И всё же, большинство критиков считает: скорее всего, художник создал образ несуществующей дамы, а моделями к образу служили сразу несколько человек, причем не только женщины.

Вот что отмечает историк живописи и куратор выставок Андрей Шалаев: "Про «Неизвестную» уже спорят долгие годы… Кто на ней изображен. Мы рассказали лишь об одной версии, именно той которую высказала Татьяна Карпова, заместитель генерального директора по научной работе Государственной Третьяковской галереи. «Это картина, собирательный образ, и моделей у него было, вероятно, несколько. Это и его собственная дочь Софья Ивановна Крамская, и есть его так называемый портрет дочери, который находится в Киевском музее русского искусства, „Девушка с кошкой“, там определенные черты, ракурс в какой-то степени использован Крамским, есть портрет его племянницы, Людмилы Федоровны Крамской, которая тоже была одним из прототипов „Неизвестной“, то есть какие-то ее черты он использовал.
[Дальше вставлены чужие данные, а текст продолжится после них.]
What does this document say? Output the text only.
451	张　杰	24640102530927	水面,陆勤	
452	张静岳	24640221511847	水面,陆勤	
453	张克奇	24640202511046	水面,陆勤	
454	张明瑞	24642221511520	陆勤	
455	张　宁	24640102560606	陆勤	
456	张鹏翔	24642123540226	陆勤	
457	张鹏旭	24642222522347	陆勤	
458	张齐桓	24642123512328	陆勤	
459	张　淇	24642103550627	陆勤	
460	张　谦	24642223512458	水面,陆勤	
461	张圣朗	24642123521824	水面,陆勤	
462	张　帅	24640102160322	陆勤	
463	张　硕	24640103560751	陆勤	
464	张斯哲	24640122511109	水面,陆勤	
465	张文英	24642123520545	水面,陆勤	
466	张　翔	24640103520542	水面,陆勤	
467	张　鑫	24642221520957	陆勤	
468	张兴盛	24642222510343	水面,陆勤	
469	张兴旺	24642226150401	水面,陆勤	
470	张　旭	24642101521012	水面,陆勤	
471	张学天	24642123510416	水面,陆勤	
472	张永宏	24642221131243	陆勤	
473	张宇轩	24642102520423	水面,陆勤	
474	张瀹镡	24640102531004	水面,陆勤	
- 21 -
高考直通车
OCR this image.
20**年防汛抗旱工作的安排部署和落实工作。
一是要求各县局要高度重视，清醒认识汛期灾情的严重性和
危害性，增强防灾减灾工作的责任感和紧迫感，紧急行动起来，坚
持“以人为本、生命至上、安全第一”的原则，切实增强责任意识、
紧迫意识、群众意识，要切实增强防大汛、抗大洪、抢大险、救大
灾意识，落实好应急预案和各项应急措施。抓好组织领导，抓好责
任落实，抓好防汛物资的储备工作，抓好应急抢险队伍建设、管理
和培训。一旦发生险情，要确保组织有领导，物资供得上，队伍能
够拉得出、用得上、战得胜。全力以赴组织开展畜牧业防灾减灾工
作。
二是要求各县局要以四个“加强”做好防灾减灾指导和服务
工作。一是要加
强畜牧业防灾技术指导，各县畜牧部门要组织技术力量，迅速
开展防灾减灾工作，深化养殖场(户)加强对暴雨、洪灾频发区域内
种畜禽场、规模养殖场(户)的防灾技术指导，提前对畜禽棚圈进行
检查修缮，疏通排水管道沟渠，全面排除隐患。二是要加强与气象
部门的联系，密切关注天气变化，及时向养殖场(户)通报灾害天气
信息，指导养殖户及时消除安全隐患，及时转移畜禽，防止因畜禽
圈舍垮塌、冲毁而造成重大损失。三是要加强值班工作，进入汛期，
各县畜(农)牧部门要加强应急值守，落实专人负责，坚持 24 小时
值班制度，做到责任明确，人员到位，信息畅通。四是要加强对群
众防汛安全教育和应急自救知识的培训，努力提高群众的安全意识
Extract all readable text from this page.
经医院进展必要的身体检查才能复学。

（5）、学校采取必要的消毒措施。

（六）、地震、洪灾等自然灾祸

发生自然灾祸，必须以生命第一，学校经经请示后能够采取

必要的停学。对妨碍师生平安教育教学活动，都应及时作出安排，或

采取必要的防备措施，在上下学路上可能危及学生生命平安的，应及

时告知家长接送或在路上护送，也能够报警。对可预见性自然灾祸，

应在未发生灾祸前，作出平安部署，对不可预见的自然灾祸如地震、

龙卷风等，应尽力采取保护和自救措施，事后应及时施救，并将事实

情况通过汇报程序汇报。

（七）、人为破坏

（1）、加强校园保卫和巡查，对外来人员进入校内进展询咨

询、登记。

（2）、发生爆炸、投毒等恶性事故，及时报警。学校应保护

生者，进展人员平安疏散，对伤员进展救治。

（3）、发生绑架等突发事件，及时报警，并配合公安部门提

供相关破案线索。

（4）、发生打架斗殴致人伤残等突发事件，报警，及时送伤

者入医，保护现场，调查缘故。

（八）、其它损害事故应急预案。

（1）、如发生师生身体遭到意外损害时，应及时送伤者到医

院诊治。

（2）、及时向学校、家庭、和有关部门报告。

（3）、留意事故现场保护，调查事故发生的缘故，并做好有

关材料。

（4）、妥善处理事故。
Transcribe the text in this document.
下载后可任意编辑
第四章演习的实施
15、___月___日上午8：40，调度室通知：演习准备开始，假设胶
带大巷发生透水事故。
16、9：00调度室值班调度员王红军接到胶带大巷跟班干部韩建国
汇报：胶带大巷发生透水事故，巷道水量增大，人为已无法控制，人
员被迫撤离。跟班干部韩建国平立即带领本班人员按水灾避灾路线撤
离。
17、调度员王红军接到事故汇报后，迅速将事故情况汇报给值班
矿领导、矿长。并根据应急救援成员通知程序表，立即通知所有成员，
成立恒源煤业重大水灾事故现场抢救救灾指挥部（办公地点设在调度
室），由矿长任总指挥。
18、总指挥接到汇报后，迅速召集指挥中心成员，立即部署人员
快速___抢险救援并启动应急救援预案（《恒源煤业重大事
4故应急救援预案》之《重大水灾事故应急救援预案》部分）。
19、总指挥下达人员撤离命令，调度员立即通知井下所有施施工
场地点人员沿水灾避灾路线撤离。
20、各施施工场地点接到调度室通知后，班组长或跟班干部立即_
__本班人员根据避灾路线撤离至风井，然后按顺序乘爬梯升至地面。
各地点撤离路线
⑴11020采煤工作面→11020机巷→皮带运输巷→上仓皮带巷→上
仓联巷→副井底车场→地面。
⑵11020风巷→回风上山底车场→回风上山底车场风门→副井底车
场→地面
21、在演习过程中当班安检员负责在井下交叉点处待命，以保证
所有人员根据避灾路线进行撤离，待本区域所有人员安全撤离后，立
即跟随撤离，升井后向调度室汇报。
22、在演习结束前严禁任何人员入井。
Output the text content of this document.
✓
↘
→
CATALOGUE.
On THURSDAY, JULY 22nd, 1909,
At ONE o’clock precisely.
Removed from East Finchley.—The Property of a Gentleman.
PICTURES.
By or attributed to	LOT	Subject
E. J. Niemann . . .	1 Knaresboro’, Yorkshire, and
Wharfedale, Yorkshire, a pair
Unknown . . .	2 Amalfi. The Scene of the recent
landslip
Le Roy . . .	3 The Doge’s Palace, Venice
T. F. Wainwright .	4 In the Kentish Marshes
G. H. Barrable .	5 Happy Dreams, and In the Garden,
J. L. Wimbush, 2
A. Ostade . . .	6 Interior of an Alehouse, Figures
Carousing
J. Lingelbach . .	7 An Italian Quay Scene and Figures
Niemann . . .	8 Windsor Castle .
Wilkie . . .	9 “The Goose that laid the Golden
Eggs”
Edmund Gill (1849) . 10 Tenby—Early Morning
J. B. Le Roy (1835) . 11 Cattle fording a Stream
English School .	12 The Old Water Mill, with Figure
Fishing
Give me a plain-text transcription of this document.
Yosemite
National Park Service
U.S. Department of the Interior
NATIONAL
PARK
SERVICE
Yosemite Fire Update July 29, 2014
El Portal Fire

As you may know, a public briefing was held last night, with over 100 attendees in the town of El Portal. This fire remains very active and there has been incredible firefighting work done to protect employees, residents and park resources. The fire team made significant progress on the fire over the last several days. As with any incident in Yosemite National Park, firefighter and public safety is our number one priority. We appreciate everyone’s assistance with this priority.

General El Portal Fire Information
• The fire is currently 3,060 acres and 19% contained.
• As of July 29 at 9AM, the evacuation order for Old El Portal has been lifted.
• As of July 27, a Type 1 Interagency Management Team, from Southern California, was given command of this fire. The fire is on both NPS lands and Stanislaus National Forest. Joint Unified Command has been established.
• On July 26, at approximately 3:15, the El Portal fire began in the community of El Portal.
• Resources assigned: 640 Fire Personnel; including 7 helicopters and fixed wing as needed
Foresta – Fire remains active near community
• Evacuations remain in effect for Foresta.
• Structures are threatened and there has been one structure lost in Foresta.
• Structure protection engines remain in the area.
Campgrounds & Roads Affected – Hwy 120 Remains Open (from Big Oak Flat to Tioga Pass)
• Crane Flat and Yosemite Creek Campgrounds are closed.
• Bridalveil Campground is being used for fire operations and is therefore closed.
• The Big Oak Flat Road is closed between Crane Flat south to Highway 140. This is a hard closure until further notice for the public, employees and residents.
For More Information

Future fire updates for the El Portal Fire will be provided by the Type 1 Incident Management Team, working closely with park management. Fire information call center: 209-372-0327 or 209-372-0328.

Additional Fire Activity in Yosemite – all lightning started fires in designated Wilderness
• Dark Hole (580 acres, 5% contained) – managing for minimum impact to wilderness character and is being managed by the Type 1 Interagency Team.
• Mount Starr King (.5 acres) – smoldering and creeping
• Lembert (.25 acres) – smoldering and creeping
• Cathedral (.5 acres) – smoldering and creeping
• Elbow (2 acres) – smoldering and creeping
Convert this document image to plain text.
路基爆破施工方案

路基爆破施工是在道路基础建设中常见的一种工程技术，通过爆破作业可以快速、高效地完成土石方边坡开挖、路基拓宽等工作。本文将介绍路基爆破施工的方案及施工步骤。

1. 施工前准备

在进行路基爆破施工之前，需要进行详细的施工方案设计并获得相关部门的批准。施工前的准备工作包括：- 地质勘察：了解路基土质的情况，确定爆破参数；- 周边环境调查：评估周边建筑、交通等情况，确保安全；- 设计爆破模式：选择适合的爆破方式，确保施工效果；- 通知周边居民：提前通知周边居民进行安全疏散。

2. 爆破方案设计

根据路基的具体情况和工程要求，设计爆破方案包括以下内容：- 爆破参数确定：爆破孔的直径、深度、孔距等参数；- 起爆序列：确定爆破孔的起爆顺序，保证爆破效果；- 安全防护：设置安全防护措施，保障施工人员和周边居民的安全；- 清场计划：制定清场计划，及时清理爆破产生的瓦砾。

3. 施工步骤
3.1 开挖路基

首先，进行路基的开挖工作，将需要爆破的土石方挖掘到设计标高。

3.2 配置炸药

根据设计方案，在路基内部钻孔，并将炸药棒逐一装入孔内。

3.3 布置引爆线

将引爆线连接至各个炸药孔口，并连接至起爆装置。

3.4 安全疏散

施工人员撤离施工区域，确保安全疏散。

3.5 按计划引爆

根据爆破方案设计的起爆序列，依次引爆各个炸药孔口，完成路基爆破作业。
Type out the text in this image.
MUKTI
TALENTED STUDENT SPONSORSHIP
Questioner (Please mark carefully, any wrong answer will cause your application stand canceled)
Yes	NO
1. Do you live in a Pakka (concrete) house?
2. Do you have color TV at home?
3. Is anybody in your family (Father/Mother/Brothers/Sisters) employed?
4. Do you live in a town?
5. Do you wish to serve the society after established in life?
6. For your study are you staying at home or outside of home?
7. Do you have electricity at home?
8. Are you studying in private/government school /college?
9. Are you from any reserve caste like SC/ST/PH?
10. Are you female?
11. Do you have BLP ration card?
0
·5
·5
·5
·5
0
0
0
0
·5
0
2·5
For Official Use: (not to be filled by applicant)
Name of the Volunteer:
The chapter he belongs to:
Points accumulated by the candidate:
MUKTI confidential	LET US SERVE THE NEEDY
Все эти работы, они написаны вокруг „Неизвестной“, вокруг этого года, 83-го года, когда эта картина создавалась. Есть портрет его сына Сережи, этот взгляд сквозь ресницы, сверху вниз тоже отрабатывался на этом портрете Сережи. Кроме всего прочего, есть этюд к „Неизвестной“, хотя у Крамского очень мало эскизов и этюдов в его наследии, этот этюд находится в Чехии, в Праге. И когда мы делали выставку Крамского в 1987 г., юбилейную выставку, мы его получили. Женщина на этом этюде, она отличается от „Неизвестной“, она откровенно вульгарна, лицо ее одутловатое». Ну и конечно, взяв во внимание его любовь писать портреты с дочери, говорят нам о большой вероятности использования именно ее черт лица. Впрочем, все версии так и остаются на уровне предположений, а имя незнакомки остается тайной"[8].

Судьба произведения[править]

Приверженность русской интеллигенции литературе подала картине новые определённые аллюзии: «Незнакомка» Крамского стала олицетворяться то с Анной Карениной из одноименного романа Л. Н. Толстого, то с Настасьей Филипповной из «Идиота» Ф. М. Достоевского, а потом доросла до образа «Незнакомки» А. А. Блока[9], к коим в общем-то не могла иметь никакого отношения. Картина Крамского была самой по себе, отдельным полотном. Но эти аллюзии доказывали одно: полотно Крамского было живо и волновало поколения.

Итак, сам Павел Третьяков картину «Неизвестная» не принял. Но ее купил сахарный магнат Харитоненко[9] — так она попала в частную коллекцию[5]. Несколько раз перепродавалась, побывала за границей. Однако, по слухам, ее владельцам явно не везло в жизни. Постепенно картина приобрела мистическую славу: от первого человека, который ее купил, ушла жена, у второго дом сгорел при пожаре, третий пережил банкротство…[5].

В 1925 году молодая советская страна национализировала (то есть экспроприировала, иначе говоря — захватила и присвоила) оставшиеся частные коллекции[6], где среди других полотен была и «Неизвестная», и поместила ее в государственную Третьяковскую галерею в Москве[2][7] (мол, знай наших: вот отказался Третьяков — а мы все равно всучили!).

О непреходящем интересе к произведению говорит тот факт, что разработки различных версий ее создания ведутся по сию пору. Постепенно, с изменением социальной обстановки в стране, когда старая аристократическая духовная культура сменилась на образ женщины — простого советского человека и простой советской труженицы, изменился и социальный статус героини полотна Крамского (в конце концов проститутка — тоже трудящаяся женщина!), и дама на полотне стала восприниматься как идеал женской красоты[2]. А в последующие годы, в связи с новыми социальными метаморфозами, женщина-вамп вообще была возведена в положительные героини. Картина Крамского стала провозвестником этих социальных изменений и нравственных деградаций.

Популярность картины с годами не уменьшается. Об этом свидетельствуют ее растиражированные виды: в календарях, плакатах, конфетных обертках, на коробках духов и кремов или иной парфюмерии[7] и т. д.: где только не щеголяет эта красотка в своей открытой карете, презрительно поглядывая на своих восторженных кумиров.